Kalisha groaned. “I just know how you can be sometimes, and I really don’t want—”

“Oh hush, child,” her mother interrupted. “We won’t be too hard on Robby when he gets here.”

“That’s the thing—”

But then the doorbell rang, and her mother’s eyes lit up. “Oh good, he’s here.” And with that, she turned sharply and walked away from her exasperated daughter.

“Mom,” Kalisha hissed.

“George,” she called to Kalisha’s father. “Get downstairs. Kalisha’s boyfriend is here.”

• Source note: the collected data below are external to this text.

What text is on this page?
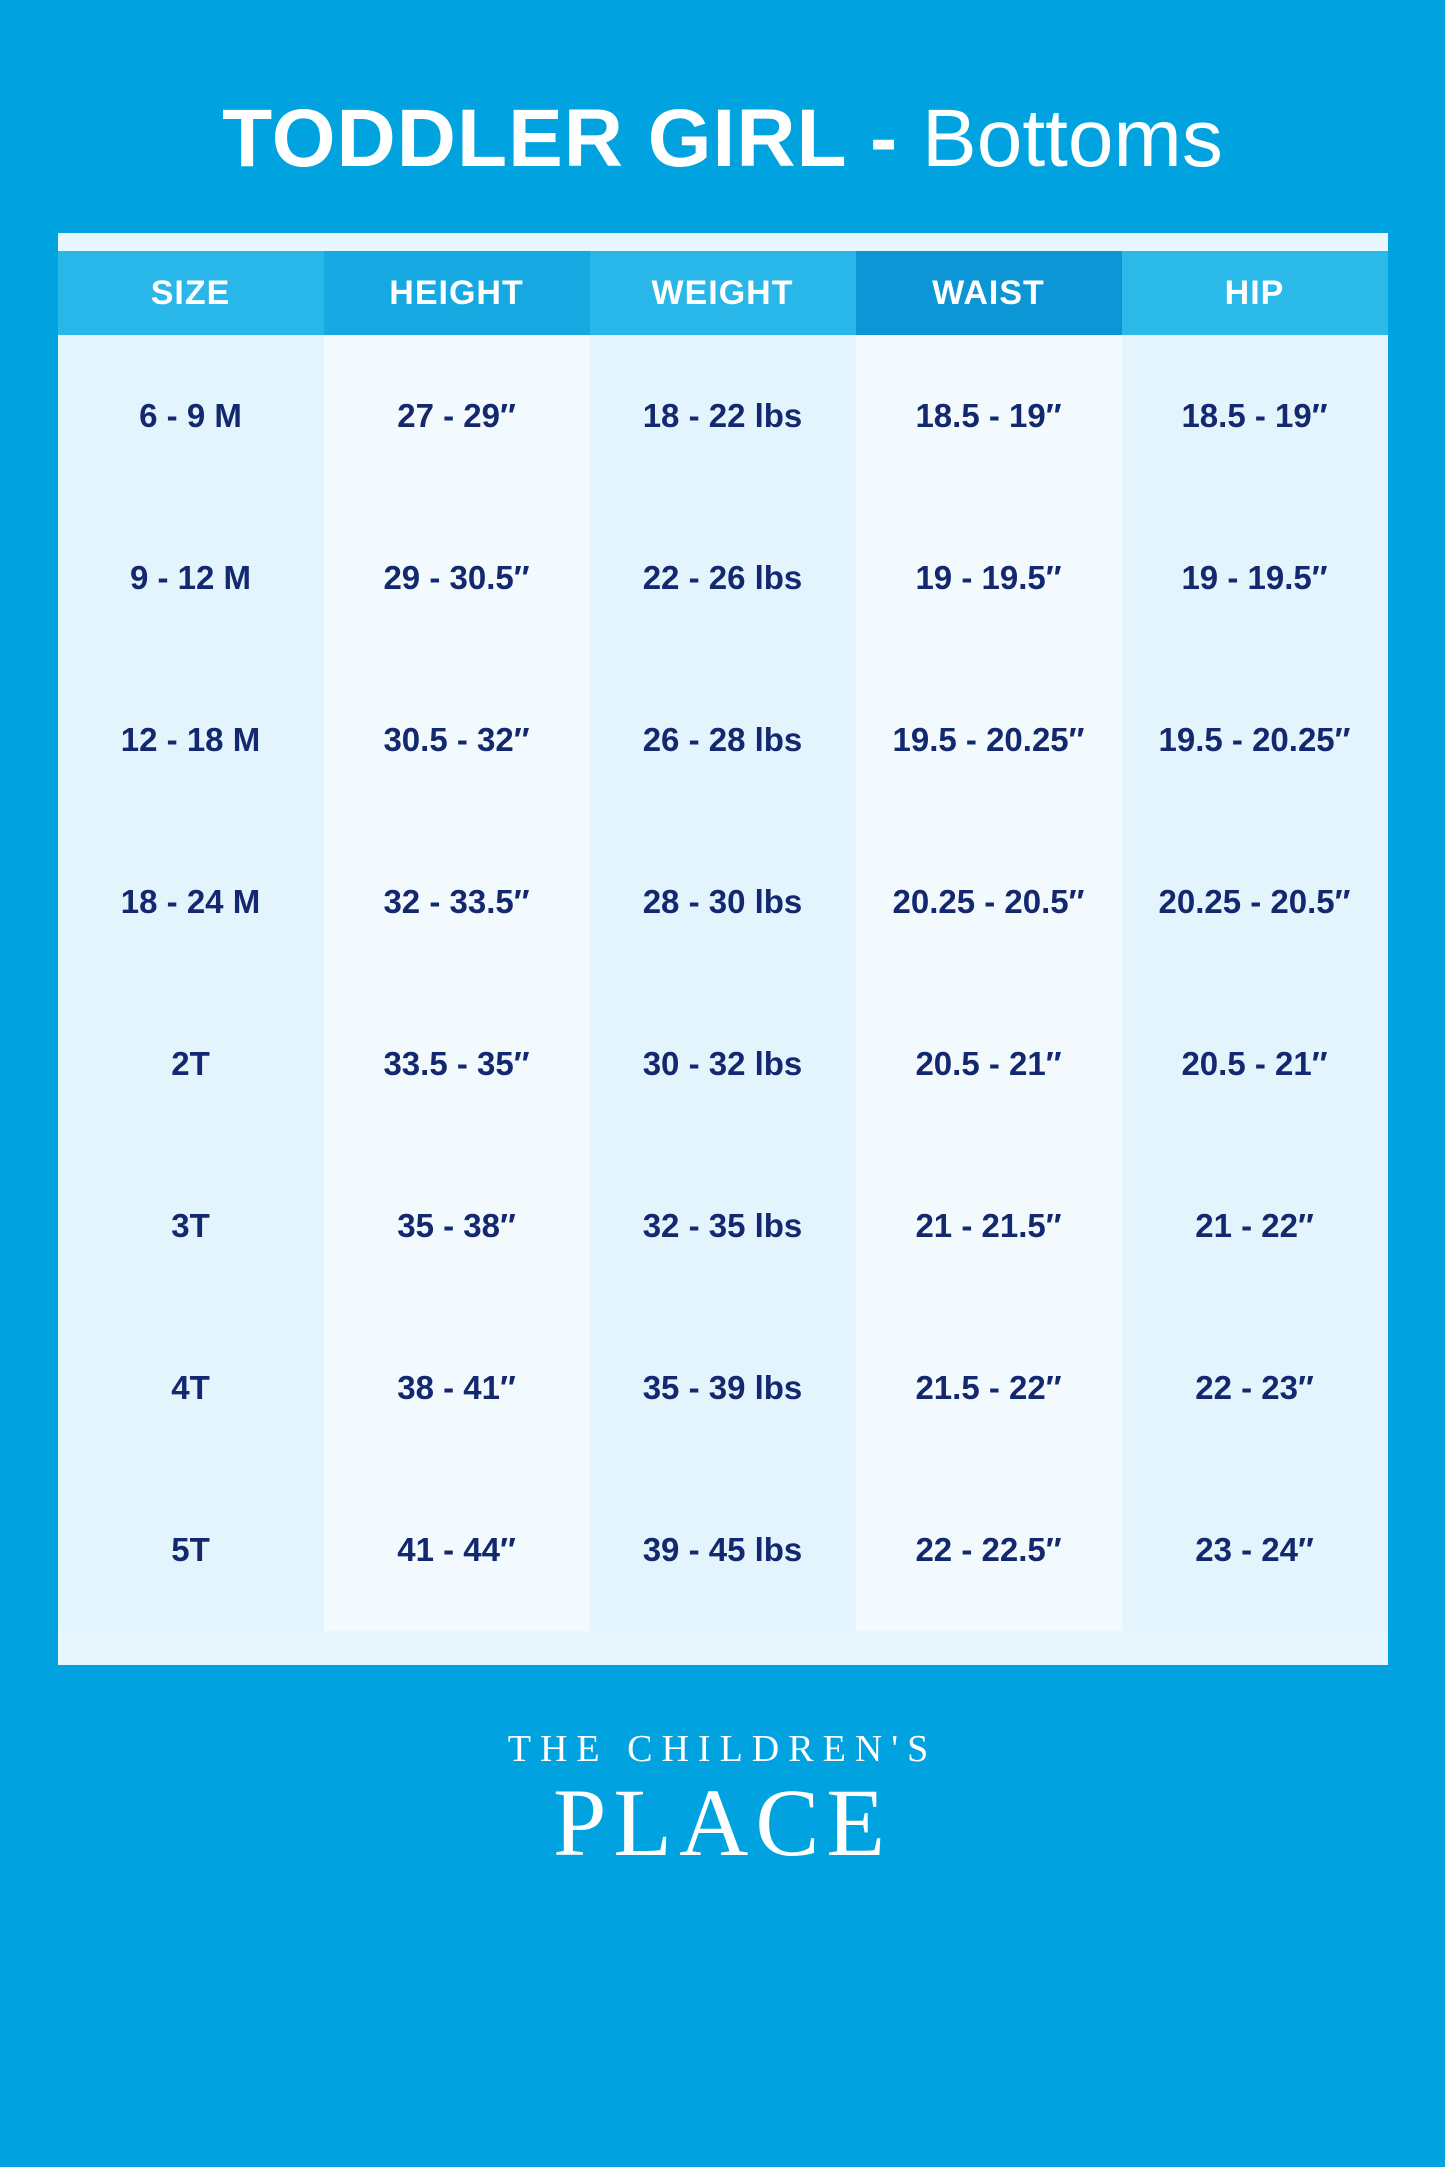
TODDLER GIRL - Bottoms
SIZE	HEIGHT	WEIGHT	WAIST	HIP
6 - 9 M	27 - 29″	18 - 22 lbs	18.5 - 19″	18.5 - 19″
9 - 12 M	29 - 30.5″	22 - 26 lbs	19 - 19.5″	19 - 19.5″
12 - 18 M	30.5 - 32″	26 - 28 lbs	19.5 - 20.25″	19.5 - 20.25″
18 - 24 M	32 - 33.5″	28 - 30 lbs	20.25 - 20.5″	20.25 - 20.5″
2T	33.5 - 35″	30 - 32 lbs	20.5 - 21″	20.5 - 21″
3T	35 - 38″	32 - 35 lbs	21 - 21.5″	21 - 22″
4T	38 - 41″	35 - 39 lbs	21.5 - 22″	22 - 23″
5T	41 - 44″	39 - 45 lbs	22 - 22.5″	23 - 24″
THE CHILDREN'S
PLACE
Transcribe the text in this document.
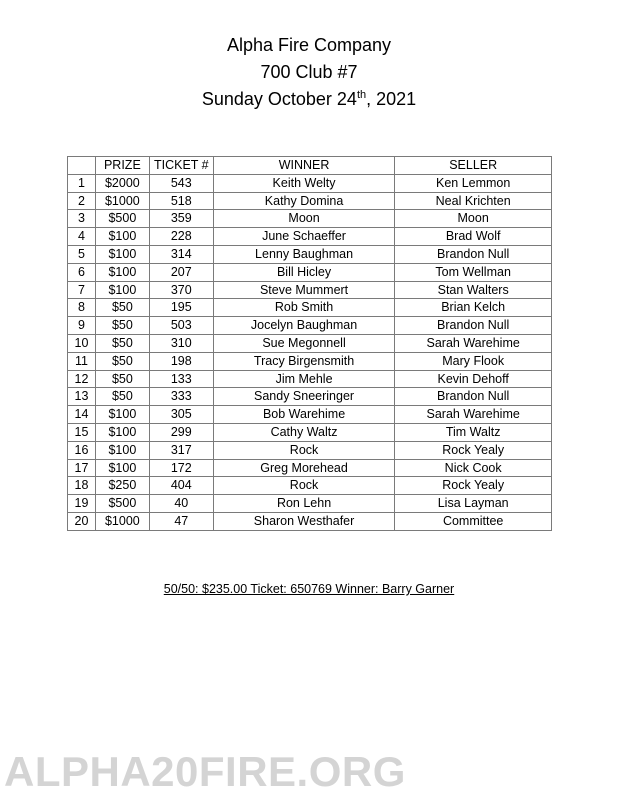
Alpha Fire Company
700 Club #7
Sunday October 24th, 2021
	PRIZE	TICKET #	WINNER	SELLER
1	$2000	543	Keith Welty	Ken Lemmon
2	$1000	518	Kathy Domina	Neal Krichten
3	$500	359	Moon	Moon
4	$100	228	June Schaeffer	Brad Wolf
5	$100	314	Lenny Baughman	Brandon Null
6	$100	207	Bill Hicley	Tom Wellman
7	$100	370	Steve Mummert	Stan Walters
8	$50	195	Rob Smith	Brian Kelch
9	$50	503	Jocelyn Baughman	Brandon Null
10	$50	310	Sue Megonnell	Sarah Warehime
11	$50	198	Tracy Birgensmith	Mary Flook
12	$50	133	Jim Mehle	Kevin Dehoff
13	$50	333	Sandy Sneeringer	Brandon Null
14	$100	305	Bob Warehime	Sarah Warehime
15	$100	299	Cathy Waltz	Tim Waltz
16	$100	317	Rock	Rock Yealy
17	$100	172	Greg Morehead	Nick Cook
18	$250	404	Rock	Rock Yealy
19	$500	40	Ron Lehn	Lisa Layman
20	$1000	47	Sharon Westhafer	Committee
50/50: $235.00 Ticket: 650769 Winner: Barry Garner
ALPHA20FIRE.ORG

“Mom, before you open that door—”

Too late. She swung the door open with a flourish to stifle her daughter’s protestations. Standing on the porch was a slender, bright-eyed young woman with messy purple hair. “Good afternoon Mrs. Johnson,” the stranger said.

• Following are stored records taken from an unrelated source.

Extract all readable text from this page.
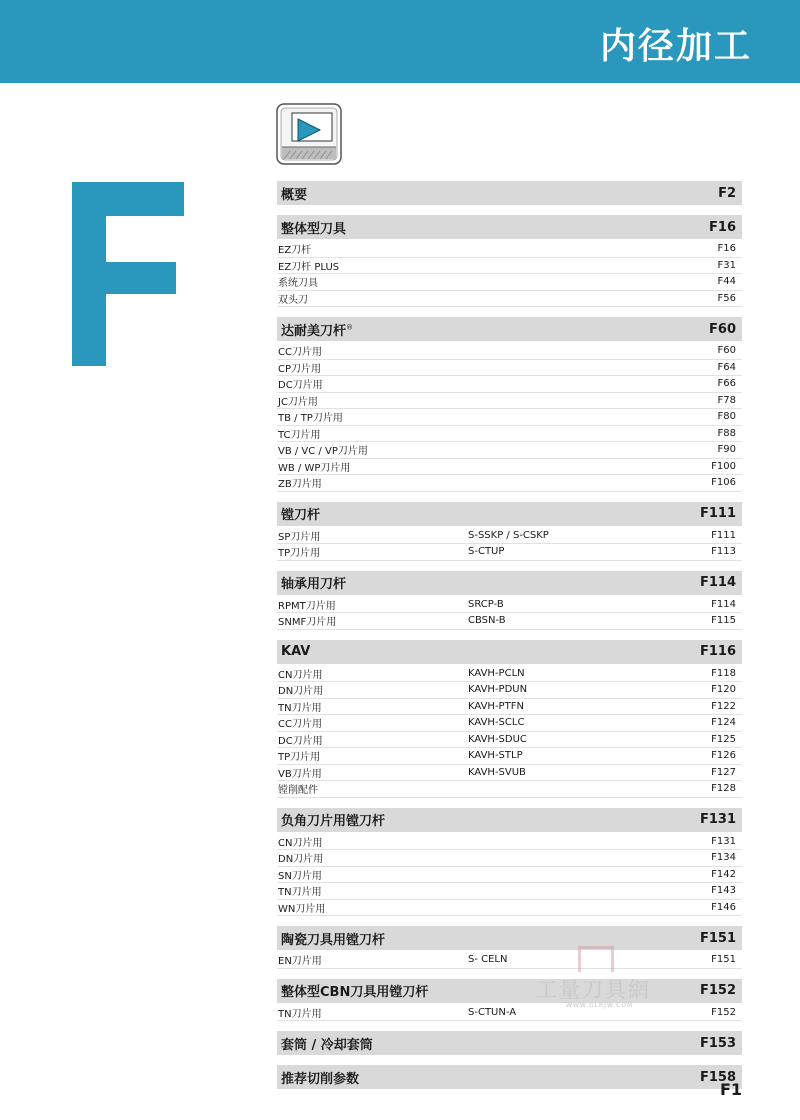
内径加工
概要	F2
整体型刀具	F16
EZ刀杆	F16
EZ刀杆 PLUS	F31
系统刀具	F44
双头刀	F56
达耐美刀杆®	F60
CC刀片用	F60
CP刀片用	F64
DC刀片用	F66
JC刀片用	F78
TB / TP刀片用	F80
TC刀片用	F88
VB / VC / VP刀片用	F90
WB / WP刀片用	F100
ZB刀片用	F106
镗刀杆	F111
SP刀片用	S-SSKP / S-CSKP	F111
TP刀片用	S-CTUP	F113
轴承用刀杆	F114
RPMT刀片用	SRCP-B	F114
SNMF刀片用	CBSN-B	F115
KAV	F116
CN刀片用	KAVH-PCLN	F118
DN刀片用	KAVH-PDUN	F120
TN刀片用	KAVH-PTFN	F122
CC刀片用	KAVH-SCLC	F124
DC刀片用	KAVH-SDUC	F125
TP刀片用	KAVH-STLP	F126
VB刀片用	KAVH-SVUB	F127
镗削配件	F128
负角刀片用镗刀杆	F131
CN刀片用	F131
DN刀片用	F134
SN刀片用	F142
TN刀片用	F143
WN刀片用	F146
陶瓷刀具用镗刀杆	F151
EN刀片用	S- CELN	F151
整体型CBN刀具用镗刀杆	F152
TN刀片用	S-CTUN-A	F152
套筒 / 冷却套筒	F153
推荐切削参数	F158
工量刀具網
WWW.GLRJW.COM
F1
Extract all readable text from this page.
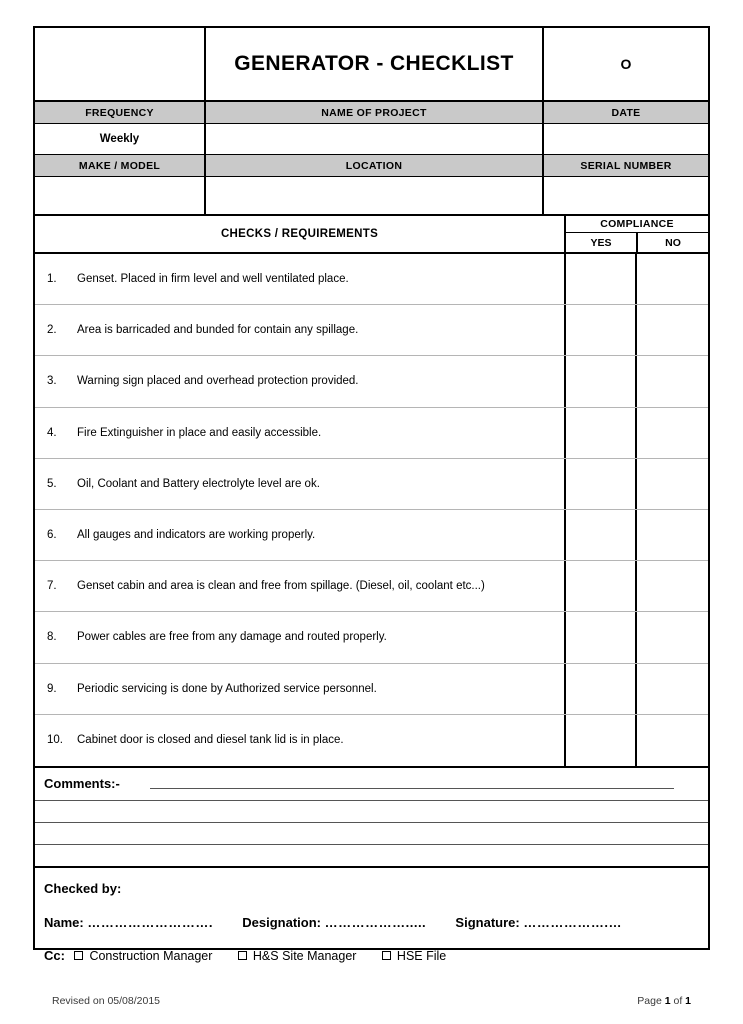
GENERATOR - CHECKLIST	O
FREQUENCY	NAME OF PROJECT	DATE
Weekly
MAKE / MODEL	LOCATION	SERIAL NUMBER
CHECKS / REQUIREMENTS
COMPLIANCE
YES	NO
1.	Genset. Placed in firm level and well ventilated place.
2.	Area is barricaded and bunded for contain any spillage.
3.	Warning sign placed and overhead protection provided.
4.	Fire Extinguisher in place and easily accessible.
5.	Oil, Coolant and Battery electrolyte level are ok.
6.	All gauges and indicators are working properly.
7.	Genset cabin and area is clean and free from spillage. (Diesel, oil, coolant etc...)
8.	Power cables are free from any damage and routed properly.
9.	Periodic servicing is done by Authorized service personnel.
10.	Cabinet door is closed and diesel tank lid is in place.
Comments:-
Checked by:
Name: ………………………. Designation: ………………..... Signature: ……………….…
Cc: Construction Manager	H&S Site Manager	HSE File
Revised on 05/08/2015	Page 1 of 1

“Oh. Hello. Are you . . .”

“Robbi,” she answered. “Yeah.”

Kalisha held her breath.

“Of course you are,” her mother said, face broadening into a smile. “Come in, come in.”

Robbi strolled in casually and planted a kiss on Kalisha’s cheek.

“Mom?”

Still smiling, her mother called out, “George! You owe me twenty bucks!”

* * *

Story by Gregory M. Fox

Rain

Reflections of red and green danced in the falling rain. She hugged herself tightly as she walked. Nothing could stop the chill seeping in through her sweater, but it was the only comfort she had.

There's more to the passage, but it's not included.